Fikirler, budanır, kesilir, ama ölmez…

Devletler, ordular askeri ve maddi anlamda yenilgi alır, hükümran oldukları topraklarda hâkimiyetlerini kaybeder, toprakları başka güçler tarafından işgal edilir.

Eğer bu yenilgi ve hezimetler manevi anlamda da bir yenilgi ve ümitsizliğe dönüşürse bu o güçler için bir bitiş ve yok oluştur.

Bu devlet ve güçler artık tarihte anılır, hatta isimleri dahi anılmaz olur.

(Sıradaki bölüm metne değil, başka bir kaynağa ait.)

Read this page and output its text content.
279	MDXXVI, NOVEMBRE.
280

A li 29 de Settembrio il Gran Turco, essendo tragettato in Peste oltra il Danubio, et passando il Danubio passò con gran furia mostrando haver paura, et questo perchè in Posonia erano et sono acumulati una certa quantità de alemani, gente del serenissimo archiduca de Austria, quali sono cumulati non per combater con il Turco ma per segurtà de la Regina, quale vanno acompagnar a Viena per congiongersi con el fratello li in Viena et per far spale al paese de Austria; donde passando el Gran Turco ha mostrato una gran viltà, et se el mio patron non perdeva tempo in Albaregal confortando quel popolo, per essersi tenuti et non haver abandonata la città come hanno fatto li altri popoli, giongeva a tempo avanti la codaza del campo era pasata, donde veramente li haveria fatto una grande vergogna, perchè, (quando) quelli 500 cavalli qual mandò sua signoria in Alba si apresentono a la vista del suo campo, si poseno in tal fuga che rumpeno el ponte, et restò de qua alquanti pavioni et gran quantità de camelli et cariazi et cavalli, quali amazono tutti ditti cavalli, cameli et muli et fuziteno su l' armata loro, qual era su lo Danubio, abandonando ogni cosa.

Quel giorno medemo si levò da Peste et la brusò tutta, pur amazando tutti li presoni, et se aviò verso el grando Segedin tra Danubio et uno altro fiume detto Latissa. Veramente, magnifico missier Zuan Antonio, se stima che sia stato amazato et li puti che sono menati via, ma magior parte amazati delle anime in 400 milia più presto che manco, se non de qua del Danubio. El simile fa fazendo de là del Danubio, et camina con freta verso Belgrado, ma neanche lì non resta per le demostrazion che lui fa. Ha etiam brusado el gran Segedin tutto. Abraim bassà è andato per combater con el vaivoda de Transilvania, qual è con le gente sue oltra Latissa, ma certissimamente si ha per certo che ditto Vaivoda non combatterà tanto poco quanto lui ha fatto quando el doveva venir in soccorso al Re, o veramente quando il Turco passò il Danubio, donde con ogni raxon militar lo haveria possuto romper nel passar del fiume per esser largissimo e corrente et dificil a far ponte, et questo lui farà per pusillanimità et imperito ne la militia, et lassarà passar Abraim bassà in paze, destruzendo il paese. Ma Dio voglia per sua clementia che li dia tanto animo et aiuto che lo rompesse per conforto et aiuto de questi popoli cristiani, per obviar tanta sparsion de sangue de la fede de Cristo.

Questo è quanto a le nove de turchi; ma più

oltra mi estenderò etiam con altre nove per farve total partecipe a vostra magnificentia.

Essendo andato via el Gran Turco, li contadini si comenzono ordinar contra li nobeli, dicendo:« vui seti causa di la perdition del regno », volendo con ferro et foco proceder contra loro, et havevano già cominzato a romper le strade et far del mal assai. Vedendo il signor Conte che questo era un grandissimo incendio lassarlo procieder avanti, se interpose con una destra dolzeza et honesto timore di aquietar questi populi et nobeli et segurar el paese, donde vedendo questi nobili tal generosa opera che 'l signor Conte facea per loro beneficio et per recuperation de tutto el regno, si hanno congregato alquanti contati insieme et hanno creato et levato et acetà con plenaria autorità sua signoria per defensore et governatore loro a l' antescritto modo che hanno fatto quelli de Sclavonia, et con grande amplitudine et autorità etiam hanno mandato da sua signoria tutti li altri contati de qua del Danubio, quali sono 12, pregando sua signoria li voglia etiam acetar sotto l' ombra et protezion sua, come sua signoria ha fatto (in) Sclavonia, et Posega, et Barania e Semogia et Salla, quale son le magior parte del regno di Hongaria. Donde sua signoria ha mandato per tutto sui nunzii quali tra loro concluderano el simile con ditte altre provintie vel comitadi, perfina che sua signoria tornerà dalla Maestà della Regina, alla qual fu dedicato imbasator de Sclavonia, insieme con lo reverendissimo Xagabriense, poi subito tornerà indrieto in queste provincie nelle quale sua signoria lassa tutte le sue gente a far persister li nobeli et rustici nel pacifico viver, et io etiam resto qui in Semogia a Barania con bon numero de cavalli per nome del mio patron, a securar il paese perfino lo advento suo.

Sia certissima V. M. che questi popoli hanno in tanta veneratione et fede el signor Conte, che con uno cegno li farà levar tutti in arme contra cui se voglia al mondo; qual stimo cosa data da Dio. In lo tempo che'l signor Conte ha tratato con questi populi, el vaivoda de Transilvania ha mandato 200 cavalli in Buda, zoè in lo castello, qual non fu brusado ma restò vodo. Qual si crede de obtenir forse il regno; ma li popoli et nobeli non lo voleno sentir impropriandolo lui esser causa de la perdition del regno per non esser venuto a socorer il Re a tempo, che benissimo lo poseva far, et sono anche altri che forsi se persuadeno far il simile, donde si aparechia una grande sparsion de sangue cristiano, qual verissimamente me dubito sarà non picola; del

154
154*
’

Tarih, bu güçlerle doludur.

Askeri yenilgi, işgal ve gerilemeler, manevi anlamda bir hezimet, umutsuzluk ve yenilgiye dönüşmez ise bu bir bitiş değildir. Tam aksine bir bilenme ve ilerde bir kutlu doğuma sebebiyet verecektir.

Ki sünnetullah gereği ‘yenilgi ve zafer günleri’ insanlar arasında dönüp dolaşır.

İslam davasının müntesipleri olan Müslümanlar; düşmanlarıyla sürekli mücadele etmiş, kimi zaman galip kimi zaman da maddi anlamda mağlubiyetler yaşamıştır.

İslam’ın direnişçi ruh ve fikriyatı sürekli diri ve var olagelmiştir. Hangi aşamada olursa olsun, Müslümanların kalbini sürekli canlı ve diri tutmuş, ‘yok oldu, biti’ denen dönemlerde dahi küllerinden tekrar doğmuştur.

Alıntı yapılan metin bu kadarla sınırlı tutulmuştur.